In Jenkins’ hands, “…Beale Street” is a sumptuous love story. Adapted from Baldwin’s 1974 novel, the story centers on the young couple Fonnie and Tish, whose dreams of a future together with their unborn child are interrupted when Fonnie is incarcerated for a crime he did not commit.

“This film from the very beginning was about James Baldwin,” Jenkins says. “Being the first English-language adaptation of his work, it was very important to me to preserve the text. And also, the text is damn good. The way Baldwin wrote this novel was so evocative, for me it was about ‘let me not try to alter the feeling I have, the awe I have in reading these things; let me just try to translate it.'”

Barry Jenkins with “City Lights” host Lois Reitzes. (Myke Johns/WABE)

Jenkins translates what he calls the novel’s “interiority” with long wordless passages, a score by Nicholas Britell which is at once melancholy and uplifting, and with lingering tight close-ups on his actor’s faces.

“This movie is a landscape of faces,” he says. “I was looking for actors who could carry those things in their faces.”

One of those is Colman Domingo, who plays Tish’s father, James Rivers.
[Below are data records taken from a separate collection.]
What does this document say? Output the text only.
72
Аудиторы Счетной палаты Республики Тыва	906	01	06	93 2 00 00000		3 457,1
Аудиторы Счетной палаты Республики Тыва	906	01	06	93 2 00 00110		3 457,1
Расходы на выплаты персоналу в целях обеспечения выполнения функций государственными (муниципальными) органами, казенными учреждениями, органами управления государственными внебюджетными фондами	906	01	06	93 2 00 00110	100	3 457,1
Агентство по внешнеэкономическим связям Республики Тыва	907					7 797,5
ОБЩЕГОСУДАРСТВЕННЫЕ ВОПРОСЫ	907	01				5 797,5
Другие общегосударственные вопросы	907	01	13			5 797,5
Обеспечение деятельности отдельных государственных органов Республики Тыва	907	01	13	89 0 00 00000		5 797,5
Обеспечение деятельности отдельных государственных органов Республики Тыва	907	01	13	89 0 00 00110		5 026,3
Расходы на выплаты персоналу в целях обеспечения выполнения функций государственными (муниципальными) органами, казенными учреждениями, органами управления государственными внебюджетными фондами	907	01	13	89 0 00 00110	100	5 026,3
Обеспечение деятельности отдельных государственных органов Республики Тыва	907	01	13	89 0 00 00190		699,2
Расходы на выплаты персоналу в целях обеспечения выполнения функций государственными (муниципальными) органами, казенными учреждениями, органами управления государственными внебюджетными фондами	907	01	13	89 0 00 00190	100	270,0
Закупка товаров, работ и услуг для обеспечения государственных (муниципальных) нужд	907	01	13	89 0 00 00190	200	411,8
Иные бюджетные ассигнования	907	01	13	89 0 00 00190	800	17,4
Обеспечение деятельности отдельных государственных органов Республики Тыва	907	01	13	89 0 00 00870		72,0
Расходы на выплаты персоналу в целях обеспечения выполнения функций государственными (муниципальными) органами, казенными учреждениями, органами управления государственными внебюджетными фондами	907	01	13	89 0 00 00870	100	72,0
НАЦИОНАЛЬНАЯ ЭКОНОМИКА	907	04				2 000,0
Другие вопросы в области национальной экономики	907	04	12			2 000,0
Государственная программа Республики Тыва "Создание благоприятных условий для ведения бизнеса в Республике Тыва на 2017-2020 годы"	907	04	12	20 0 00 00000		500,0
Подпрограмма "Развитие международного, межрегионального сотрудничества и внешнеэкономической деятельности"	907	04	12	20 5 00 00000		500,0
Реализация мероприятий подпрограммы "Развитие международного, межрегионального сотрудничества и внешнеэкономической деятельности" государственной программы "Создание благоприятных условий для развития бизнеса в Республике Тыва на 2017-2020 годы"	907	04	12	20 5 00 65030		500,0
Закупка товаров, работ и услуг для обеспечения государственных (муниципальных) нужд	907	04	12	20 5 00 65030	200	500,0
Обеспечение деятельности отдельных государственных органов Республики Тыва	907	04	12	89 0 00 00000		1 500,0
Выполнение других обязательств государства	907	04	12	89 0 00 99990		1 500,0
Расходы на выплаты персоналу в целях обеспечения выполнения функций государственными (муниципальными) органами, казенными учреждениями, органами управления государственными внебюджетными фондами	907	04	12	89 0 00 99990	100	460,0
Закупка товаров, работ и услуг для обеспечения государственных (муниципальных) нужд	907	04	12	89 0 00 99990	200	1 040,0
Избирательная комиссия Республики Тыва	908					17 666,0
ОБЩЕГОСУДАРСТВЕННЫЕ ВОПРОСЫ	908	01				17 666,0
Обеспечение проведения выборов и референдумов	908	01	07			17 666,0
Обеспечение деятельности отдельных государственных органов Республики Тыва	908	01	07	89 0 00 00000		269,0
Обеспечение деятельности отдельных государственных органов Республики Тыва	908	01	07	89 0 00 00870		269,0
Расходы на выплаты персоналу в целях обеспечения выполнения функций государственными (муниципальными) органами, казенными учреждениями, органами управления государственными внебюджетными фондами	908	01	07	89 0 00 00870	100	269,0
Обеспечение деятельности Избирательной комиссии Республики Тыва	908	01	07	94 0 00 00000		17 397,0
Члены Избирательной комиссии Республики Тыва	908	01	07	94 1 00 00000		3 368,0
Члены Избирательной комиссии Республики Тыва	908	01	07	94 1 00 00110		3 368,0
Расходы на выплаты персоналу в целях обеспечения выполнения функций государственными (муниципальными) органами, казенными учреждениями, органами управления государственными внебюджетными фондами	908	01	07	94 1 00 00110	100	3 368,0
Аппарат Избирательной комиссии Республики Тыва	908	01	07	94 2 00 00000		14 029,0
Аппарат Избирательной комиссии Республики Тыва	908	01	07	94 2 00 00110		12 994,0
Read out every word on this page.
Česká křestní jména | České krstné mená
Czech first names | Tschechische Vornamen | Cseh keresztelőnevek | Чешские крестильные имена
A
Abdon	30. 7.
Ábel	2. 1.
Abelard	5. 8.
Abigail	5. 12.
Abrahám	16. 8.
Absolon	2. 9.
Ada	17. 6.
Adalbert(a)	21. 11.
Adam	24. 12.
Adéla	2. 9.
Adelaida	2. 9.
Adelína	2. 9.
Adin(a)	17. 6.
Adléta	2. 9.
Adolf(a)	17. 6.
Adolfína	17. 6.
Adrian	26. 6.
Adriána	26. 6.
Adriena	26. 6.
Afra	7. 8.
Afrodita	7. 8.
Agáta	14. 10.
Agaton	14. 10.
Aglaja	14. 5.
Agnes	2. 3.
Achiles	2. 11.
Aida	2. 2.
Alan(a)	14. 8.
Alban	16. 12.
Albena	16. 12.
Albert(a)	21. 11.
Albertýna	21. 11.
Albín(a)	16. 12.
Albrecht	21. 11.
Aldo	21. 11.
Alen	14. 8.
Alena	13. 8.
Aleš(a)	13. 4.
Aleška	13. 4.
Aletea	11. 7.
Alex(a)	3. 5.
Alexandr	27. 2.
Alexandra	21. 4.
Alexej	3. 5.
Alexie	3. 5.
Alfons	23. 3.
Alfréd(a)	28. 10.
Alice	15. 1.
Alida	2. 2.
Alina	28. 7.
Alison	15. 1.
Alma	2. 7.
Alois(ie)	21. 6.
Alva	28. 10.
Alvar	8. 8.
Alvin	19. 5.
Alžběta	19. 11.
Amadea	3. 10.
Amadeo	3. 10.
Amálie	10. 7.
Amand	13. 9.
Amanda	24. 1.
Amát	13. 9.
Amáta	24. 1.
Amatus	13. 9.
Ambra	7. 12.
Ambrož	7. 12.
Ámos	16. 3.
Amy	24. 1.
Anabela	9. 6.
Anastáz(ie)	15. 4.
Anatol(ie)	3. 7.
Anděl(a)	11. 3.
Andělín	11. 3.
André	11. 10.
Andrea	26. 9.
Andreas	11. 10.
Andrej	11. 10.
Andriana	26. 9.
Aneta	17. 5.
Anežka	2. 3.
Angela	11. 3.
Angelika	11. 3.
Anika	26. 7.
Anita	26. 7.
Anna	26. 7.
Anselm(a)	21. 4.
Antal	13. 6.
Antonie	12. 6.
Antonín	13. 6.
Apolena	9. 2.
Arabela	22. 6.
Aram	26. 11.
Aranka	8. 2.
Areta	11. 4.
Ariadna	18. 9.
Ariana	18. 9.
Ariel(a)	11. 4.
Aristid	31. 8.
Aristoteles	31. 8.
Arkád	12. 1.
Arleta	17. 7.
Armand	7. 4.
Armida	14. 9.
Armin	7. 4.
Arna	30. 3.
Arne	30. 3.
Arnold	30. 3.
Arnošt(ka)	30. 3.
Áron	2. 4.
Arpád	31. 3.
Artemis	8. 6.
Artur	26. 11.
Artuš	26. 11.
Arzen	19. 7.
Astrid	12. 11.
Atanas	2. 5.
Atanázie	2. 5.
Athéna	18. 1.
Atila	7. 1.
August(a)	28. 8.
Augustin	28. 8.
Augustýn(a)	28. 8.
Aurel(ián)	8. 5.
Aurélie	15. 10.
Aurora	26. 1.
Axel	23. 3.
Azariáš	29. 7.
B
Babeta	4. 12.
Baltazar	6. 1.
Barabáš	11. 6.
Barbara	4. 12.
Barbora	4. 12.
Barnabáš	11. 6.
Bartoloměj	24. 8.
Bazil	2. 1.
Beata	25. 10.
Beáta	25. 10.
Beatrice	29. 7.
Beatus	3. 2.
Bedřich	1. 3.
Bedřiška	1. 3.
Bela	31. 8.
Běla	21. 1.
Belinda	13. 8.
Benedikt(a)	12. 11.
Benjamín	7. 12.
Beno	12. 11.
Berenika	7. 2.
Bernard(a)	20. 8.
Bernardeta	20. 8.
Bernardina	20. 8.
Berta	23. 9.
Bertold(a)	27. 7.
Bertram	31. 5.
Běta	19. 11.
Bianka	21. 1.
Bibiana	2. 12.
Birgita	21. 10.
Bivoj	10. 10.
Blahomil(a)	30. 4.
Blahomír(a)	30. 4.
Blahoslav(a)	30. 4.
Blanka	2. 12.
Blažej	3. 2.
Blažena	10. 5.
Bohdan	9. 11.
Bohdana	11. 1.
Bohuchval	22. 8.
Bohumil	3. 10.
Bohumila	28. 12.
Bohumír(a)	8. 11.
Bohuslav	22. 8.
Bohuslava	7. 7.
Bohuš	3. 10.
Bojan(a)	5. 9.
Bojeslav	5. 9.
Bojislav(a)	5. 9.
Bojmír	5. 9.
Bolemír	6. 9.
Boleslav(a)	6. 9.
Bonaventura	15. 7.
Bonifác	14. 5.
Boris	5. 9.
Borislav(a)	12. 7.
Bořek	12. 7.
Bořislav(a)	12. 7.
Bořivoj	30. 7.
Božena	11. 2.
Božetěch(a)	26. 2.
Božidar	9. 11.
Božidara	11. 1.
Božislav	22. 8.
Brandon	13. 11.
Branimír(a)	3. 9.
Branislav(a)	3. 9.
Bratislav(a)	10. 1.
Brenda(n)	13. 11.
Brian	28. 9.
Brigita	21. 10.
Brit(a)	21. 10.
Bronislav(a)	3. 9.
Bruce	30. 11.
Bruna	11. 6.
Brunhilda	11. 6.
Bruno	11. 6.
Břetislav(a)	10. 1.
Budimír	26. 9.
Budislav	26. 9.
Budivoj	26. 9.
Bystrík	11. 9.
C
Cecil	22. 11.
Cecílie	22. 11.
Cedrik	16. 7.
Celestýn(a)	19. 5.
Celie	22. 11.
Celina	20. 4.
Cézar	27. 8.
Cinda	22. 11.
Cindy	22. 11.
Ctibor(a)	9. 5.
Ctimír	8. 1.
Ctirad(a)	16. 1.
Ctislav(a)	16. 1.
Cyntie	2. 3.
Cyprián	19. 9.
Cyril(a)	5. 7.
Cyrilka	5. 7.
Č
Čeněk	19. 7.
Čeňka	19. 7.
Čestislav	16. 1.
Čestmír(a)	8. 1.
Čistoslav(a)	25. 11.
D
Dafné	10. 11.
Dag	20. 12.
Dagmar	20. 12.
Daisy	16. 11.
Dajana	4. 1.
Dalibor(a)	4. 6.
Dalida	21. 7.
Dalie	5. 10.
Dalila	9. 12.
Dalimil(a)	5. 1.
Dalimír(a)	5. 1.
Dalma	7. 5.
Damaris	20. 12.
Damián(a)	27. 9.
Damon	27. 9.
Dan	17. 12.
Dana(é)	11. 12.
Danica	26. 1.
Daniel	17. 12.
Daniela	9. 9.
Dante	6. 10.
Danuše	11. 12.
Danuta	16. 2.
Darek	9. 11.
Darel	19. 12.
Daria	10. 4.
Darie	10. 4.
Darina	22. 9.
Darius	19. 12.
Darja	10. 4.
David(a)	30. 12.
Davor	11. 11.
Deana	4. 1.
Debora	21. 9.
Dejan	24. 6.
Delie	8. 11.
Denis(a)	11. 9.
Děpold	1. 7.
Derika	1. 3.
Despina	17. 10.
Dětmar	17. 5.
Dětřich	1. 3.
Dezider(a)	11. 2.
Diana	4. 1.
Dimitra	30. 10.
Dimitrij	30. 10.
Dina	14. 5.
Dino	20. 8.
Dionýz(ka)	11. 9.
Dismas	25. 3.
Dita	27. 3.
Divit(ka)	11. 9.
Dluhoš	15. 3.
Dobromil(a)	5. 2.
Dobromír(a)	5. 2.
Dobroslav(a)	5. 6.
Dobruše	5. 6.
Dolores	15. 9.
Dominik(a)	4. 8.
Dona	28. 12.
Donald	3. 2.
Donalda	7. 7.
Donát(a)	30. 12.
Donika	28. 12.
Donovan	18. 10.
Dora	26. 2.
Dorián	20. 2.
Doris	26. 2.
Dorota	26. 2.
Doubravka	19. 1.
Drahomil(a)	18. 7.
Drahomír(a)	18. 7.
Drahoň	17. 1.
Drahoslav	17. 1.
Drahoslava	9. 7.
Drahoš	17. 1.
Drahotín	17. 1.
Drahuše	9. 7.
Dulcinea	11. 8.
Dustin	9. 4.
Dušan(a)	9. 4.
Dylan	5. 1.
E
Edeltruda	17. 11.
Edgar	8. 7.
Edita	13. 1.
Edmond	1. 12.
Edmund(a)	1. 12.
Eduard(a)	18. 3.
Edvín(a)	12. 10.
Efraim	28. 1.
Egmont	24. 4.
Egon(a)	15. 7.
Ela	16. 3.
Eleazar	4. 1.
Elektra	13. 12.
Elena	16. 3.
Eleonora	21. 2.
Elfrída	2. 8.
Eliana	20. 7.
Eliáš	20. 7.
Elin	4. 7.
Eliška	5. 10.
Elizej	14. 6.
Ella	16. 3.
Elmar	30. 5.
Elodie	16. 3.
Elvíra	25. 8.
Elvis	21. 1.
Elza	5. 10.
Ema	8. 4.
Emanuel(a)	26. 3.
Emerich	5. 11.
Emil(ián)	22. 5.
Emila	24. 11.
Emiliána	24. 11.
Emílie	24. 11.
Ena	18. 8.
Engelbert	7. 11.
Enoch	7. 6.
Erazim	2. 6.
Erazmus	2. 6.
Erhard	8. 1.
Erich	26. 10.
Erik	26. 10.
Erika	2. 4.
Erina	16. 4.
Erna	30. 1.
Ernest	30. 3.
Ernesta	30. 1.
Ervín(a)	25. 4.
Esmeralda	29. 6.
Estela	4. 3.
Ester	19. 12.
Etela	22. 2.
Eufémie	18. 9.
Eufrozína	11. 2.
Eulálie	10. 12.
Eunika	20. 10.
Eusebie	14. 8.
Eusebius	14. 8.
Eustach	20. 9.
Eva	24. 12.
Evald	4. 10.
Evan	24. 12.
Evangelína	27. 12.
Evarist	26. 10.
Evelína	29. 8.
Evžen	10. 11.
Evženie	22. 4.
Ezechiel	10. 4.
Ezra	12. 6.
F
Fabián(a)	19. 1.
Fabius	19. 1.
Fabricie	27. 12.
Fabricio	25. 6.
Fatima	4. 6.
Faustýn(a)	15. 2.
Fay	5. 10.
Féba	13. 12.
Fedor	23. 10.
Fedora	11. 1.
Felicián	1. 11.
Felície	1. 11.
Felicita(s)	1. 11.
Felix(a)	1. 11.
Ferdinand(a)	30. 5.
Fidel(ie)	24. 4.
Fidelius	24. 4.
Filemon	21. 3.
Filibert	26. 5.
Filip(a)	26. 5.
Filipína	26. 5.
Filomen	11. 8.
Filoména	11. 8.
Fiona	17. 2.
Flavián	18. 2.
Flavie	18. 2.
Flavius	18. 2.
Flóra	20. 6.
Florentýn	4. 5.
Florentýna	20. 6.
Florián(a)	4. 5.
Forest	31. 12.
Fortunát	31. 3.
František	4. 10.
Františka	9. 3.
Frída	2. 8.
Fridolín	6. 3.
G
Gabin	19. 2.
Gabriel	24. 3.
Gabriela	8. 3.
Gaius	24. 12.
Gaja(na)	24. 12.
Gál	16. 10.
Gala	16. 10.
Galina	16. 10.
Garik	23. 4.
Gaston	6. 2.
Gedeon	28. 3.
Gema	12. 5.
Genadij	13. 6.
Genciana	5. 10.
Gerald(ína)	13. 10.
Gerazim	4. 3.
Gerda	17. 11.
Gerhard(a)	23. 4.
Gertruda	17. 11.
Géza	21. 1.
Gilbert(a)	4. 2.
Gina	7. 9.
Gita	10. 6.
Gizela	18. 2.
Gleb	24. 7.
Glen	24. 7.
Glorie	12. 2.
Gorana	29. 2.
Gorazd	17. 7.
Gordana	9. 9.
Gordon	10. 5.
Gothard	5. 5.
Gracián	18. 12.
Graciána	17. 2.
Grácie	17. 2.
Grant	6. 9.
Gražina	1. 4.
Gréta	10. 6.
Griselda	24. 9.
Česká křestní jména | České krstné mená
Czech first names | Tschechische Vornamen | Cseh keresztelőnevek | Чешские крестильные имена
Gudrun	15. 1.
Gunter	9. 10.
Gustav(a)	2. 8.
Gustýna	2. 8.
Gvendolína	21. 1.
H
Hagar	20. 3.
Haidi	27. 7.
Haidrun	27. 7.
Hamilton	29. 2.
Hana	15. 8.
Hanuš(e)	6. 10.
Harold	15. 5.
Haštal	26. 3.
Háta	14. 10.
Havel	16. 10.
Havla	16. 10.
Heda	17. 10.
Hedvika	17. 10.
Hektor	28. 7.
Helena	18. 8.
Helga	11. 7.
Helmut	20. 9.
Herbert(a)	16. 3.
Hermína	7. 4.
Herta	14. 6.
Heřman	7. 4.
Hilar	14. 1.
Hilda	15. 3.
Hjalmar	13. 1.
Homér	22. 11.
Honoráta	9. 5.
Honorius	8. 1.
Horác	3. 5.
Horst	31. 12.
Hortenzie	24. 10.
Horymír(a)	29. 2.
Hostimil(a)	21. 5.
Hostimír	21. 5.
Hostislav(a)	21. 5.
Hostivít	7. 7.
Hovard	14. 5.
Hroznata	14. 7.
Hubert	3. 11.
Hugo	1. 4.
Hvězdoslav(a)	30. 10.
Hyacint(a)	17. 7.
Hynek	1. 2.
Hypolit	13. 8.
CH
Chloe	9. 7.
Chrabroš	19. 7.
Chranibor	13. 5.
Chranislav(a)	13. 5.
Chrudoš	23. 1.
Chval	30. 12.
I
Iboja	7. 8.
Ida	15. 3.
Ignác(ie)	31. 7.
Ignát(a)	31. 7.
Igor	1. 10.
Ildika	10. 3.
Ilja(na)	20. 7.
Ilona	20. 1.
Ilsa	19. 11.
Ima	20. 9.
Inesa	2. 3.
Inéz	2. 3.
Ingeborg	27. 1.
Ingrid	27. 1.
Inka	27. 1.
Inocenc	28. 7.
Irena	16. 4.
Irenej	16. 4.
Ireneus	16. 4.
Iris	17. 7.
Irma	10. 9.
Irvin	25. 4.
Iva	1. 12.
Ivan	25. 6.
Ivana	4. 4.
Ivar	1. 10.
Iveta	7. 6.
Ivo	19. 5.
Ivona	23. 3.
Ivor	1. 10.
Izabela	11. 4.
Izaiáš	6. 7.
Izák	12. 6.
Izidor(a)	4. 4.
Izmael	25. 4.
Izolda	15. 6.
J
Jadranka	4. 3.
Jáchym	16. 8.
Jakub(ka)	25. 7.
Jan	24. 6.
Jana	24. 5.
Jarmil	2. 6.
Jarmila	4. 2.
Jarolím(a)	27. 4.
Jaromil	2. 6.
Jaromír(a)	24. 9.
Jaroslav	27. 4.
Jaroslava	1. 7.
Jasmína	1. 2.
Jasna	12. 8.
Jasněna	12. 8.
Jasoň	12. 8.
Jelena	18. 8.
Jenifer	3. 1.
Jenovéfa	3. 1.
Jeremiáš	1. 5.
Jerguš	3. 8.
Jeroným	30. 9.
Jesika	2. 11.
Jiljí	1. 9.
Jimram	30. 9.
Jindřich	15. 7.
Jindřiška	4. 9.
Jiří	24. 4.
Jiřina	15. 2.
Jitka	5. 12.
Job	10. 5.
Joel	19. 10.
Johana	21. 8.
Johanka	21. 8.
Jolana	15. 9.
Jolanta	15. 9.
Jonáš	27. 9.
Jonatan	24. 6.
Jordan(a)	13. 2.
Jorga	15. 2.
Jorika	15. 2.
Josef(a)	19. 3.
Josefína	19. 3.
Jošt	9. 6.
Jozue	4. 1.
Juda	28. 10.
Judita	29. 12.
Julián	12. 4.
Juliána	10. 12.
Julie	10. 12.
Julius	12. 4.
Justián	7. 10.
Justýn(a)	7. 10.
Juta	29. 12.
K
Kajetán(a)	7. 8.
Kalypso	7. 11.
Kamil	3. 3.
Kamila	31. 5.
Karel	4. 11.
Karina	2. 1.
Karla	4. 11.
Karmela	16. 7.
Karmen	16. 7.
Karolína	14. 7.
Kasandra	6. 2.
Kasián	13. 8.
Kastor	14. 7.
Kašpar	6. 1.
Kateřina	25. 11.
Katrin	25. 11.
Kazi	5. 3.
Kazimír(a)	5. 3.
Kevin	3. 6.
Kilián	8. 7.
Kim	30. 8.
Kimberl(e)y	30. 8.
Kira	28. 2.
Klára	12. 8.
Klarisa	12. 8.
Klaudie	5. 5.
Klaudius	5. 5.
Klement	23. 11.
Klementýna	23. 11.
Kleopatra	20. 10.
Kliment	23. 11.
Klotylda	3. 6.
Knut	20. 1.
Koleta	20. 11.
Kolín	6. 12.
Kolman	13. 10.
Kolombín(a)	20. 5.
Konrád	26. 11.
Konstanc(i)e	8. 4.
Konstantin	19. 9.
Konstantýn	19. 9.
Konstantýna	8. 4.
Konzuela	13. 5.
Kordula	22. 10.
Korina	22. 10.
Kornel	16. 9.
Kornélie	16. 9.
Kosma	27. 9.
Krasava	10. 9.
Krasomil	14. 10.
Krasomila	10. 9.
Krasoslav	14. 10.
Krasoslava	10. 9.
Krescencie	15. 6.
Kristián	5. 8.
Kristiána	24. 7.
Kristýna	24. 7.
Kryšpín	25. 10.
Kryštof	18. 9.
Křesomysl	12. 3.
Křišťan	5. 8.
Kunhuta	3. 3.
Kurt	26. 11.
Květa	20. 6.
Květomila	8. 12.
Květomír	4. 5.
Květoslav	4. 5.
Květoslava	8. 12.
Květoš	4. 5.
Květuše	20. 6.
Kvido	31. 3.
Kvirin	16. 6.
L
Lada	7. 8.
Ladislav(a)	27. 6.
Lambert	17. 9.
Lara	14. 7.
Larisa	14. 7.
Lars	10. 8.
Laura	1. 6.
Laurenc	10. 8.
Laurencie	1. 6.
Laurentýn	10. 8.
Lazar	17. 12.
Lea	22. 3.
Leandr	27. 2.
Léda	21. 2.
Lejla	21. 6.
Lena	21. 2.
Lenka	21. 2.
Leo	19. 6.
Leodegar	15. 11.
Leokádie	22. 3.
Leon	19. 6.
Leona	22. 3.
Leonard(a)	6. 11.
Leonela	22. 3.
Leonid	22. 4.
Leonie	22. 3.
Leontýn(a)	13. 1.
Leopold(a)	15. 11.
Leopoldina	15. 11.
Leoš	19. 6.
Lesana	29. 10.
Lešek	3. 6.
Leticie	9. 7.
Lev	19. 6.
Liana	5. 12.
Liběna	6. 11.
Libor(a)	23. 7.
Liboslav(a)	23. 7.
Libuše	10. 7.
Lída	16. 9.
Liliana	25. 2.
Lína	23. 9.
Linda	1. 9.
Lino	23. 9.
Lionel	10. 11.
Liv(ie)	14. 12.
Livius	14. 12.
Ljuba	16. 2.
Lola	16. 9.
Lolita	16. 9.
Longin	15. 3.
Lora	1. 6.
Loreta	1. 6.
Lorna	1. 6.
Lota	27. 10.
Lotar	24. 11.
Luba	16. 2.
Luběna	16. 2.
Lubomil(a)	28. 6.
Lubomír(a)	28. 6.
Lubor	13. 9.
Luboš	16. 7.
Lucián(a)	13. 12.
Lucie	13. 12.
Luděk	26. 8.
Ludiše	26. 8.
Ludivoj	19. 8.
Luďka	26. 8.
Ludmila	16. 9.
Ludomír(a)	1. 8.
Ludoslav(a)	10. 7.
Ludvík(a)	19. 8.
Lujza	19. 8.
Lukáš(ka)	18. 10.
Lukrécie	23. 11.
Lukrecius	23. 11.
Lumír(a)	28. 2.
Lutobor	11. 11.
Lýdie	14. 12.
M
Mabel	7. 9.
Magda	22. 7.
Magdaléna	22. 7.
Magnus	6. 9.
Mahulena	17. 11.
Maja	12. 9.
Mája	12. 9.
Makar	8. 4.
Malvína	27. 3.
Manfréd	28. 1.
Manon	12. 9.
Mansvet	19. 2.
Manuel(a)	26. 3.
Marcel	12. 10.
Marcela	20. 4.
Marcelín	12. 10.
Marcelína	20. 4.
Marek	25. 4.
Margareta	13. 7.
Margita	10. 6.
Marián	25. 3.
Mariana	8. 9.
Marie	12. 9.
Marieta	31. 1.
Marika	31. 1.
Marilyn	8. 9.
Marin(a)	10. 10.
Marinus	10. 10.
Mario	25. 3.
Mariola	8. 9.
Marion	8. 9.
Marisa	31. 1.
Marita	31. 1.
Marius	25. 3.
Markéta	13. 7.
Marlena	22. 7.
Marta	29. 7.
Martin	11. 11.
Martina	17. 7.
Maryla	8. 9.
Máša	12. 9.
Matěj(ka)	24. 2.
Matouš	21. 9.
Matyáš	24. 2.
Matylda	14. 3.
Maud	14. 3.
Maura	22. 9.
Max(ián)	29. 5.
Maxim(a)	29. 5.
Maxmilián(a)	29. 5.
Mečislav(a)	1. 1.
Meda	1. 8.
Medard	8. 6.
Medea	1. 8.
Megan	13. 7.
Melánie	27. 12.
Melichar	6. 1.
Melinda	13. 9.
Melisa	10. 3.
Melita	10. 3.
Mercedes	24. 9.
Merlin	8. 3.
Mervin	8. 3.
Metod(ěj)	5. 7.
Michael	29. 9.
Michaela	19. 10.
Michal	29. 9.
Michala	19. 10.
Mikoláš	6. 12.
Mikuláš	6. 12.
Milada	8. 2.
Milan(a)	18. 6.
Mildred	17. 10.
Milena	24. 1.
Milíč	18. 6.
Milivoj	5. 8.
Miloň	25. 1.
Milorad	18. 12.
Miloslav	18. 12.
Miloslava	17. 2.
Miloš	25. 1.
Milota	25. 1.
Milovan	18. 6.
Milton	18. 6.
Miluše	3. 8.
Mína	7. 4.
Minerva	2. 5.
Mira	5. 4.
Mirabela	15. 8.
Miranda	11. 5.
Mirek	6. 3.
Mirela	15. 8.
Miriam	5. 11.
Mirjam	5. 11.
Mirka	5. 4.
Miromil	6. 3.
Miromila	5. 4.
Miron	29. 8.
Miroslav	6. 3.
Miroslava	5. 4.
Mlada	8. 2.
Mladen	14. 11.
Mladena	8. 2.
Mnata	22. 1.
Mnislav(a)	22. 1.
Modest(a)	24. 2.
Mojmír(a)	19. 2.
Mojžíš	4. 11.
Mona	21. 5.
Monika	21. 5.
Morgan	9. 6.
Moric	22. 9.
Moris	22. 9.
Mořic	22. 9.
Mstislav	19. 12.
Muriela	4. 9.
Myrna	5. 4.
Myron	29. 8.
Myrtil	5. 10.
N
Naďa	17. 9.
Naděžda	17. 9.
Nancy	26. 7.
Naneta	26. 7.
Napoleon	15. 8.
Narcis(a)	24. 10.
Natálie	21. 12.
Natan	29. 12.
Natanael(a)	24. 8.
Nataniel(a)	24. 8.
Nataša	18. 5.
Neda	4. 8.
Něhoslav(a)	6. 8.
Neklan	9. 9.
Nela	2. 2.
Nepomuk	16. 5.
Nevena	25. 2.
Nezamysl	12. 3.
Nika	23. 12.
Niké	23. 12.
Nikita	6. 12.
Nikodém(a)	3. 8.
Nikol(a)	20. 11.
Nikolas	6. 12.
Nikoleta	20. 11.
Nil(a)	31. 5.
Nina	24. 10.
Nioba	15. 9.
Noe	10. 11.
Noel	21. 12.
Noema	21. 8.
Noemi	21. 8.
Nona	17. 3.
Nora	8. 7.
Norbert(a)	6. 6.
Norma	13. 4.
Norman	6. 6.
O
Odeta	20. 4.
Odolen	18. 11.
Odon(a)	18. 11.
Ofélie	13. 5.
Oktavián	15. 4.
He tells Reitzes that he brought a lot of his step-father to the role, embodying a working class man who is unafraid to be tender and kind. But Baldwin’s novel, while a love story, also works as searing social commentary, and that aspect often uses James’ character as its mouthpiece.

“James Baldwin has, for me and for so many, been giving us words where we have none,” Domingo says. “James Baldwin has always been critical of America because he loved it so much. It makes sense to me that Barry sought actors who also understood his language. It’s a part of me. We’re from the same place, we have the same history. I believe that James Baldwin chose each and every one of us to be a part of telling this story.”

That love, both critical and romantic, pervades the story.

“I think that Mr. Baldwin was working at something quite grand,” Jenkins says. “In creating this story where there is this systemic injustice which causes so much suffering and despair, it mirrors the history of black people in America. And yet, there is always love, there’s always been joy, family, community.”

“When I first read this novel,” he says, “I saw those two voices presented very clearly: the Baldwin that speaks to love, romanticism, joy and passion, and then the Baldwin that also speaks to the heinous injustices that people of color in this country have always had to endure. It was very clear to me that there was a way to present the film that was lush and beautiful in the spirit of that love, but still spoke to the truth of that horrific injustice that these people are having to endure.”

“As a storyteller, that’s the greatest kind of challenge.”

“If Beale Street Could Talk” opens in theaters nationwide on Christmas Day.